Thursday, May 11, 2006

Japanese Try to Create Markets for Whale Meat Where None Exists



Japan to sell whale meat to hospitals and bars after expanding kill quota:
Japan will try to sell whale meat at cheaper prices to hospitals, bars and restaurants after expanding its hunt in defiance of international protests, a fisheries official said Wednesday.

Environmentalists, who believe Japan's hunt is cruel and driving the mammals to extinction, have already been outraged by the glut of whale meat and the growing number of schools putting it on the menu.

The marketing drive will be part of the mission of a new whale meat trading company set up on May 1 by Japanese government agencies.

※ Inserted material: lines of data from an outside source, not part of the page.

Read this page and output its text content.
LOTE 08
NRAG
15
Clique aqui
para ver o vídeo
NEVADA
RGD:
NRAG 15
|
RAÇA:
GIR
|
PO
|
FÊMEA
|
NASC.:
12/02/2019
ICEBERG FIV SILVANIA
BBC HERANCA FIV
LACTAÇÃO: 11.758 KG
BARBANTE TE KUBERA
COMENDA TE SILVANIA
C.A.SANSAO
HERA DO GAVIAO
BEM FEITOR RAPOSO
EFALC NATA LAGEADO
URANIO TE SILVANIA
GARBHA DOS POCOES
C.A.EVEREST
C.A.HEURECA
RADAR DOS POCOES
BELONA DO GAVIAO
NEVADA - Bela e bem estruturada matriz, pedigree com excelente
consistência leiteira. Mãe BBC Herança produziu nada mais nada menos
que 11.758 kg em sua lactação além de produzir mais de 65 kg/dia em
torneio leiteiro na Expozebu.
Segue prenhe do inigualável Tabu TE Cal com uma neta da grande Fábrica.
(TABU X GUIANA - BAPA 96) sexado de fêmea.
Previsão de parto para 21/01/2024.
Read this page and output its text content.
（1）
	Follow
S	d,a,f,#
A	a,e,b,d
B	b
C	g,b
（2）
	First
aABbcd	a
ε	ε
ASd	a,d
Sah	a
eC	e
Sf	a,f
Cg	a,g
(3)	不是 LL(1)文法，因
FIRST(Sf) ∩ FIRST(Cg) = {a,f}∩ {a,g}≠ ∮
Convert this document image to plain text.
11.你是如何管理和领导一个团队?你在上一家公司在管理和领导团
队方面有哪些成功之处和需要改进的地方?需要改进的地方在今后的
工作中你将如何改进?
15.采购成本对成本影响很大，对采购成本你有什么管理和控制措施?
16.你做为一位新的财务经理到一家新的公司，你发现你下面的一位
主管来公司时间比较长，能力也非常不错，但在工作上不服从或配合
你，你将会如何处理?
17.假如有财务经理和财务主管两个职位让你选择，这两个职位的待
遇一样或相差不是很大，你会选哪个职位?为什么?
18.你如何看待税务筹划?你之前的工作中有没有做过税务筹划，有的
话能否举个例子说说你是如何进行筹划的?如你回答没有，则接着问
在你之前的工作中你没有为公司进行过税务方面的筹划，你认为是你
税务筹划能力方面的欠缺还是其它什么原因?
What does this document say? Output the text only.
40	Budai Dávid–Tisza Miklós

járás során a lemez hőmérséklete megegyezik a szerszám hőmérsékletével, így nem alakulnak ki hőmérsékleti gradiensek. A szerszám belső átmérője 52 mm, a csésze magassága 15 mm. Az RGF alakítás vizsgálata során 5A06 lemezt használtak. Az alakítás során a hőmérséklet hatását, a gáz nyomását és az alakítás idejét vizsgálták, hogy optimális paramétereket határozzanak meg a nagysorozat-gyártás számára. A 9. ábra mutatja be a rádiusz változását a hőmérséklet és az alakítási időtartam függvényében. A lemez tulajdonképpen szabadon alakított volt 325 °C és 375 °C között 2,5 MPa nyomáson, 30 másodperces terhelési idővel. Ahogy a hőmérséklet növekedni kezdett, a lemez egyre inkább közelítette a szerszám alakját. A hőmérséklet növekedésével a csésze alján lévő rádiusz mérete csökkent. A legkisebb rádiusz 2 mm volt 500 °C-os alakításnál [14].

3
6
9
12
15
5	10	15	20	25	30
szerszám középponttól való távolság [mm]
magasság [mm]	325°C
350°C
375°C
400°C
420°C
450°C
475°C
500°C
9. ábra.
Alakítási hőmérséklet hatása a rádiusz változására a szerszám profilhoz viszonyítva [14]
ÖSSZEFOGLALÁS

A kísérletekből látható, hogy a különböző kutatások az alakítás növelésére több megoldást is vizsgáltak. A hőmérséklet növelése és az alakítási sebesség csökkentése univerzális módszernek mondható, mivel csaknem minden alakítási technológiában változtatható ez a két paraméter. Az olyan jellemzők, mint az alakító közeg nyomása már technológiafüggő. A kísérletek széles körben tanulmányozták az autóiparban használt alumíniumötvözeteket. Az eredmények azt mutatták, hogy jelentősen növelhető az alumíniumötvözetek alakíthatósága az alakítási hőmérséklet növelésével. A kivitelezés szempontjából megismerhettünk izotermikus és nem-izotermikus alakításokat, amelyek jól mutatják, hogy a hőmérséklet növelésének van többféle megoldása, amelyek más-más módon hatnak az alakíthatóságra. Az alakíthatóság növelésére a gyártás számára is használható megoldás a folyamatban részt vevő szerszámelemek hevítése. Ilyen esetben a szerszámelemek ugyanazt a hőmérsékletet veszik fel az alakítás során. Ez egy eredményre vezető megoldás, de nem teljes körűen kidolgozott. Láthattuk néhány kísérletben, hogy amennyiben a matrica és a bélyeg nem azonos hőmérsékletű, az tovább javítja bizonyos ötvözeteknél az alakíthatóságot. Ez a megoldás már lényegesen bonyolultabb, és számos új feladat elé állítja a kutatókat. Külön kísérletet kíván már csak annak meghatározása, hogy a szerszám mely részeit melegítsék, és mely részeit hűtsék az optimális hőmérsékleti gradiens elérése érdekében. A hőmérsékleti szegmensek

"Despite an increase in the supply of whale meat in recent years, our distribution channel was severely regulated and inefficient," said Hideki Moronuki, chief of the whaling section of the Fisheries Agency.

"We expect the new company to explore different sales routes including hospitals, popular bars and restaurant chains," he said.

"As whale meat is full of protein and low-fat -- good traits for health -- the new sales company is targeting hospitals as one of its consumers," he said.

"We hope whale meat will be enjoyed by as many people as possible at a lot cheaper price, hopefully at the same price as tuna."

Japan last year doubled its annual kill to about 850 minke whales and extended the hunt to other whales considered endangered.

Arguing that whale meat is part of its traditional diet, Japan has studiously ignored international protests, including Greenpeace and other environmentalists who dogged the Japanese fleet in the Antarctic from December.

If it was part of the Japanese' "traditional diet" there wouldn't be a glut, and they wouldn't be trying to develop a market, by feeding it to captive markets: Patients in hospitals and children in schools.
But in a rare victory, fishing giant Nissui and four other firms recently donated their shareholdings in an existing whale company to the government after Greenpeace launched a pressure campaign targeting their other products overseas.

Japan officially stopped whaling in the 1987-1988 season in line with an international moratorium.

But it has since used a loophole that allows "research" whaling, while making no secret that the meat ends up on Japanese dinner tables.



"It is a common knowledge for biologists that research with killing is necessary to know basic information of whales such as age and sex," Moronuki said, in a position disputed by Western scientists.
During drive hunts, fishermen panic and confuse migrating pods of dolphins and other small whales with loud banging, then herd them, by the hundreds, into shallow coves, and then butcher them one by one. Every year, some 20,000 small cetaceans of several species, some of which are endangered, including bottlenose dolphins, striped dolphins, spotted dolphins, Risso’s dolphins, short-finned pilot whales, white-sided dolphins, and false killer whales, are killed or taken in the drives, sometimes illegally. The hunts have been universally condemned by marine experts around the world as brutal, inhumane, and unsustainable, but pleas to stop them have fallen on deaf ears. Therefore, we, marine scientists and zoo and aquarium professionals, are asking for your support to bring this unconscionable practice to an end. [More]
Before the suspension of commercial whaling, Japan killed 20,000 tons worth of the meat each year.

The figure dropped dramatically to 1,500 tons immediately after the ban, but has risen to 3,000 tons in the 2000 fiscal year and 4,000 tons in the last fiscal year, Moronuki said.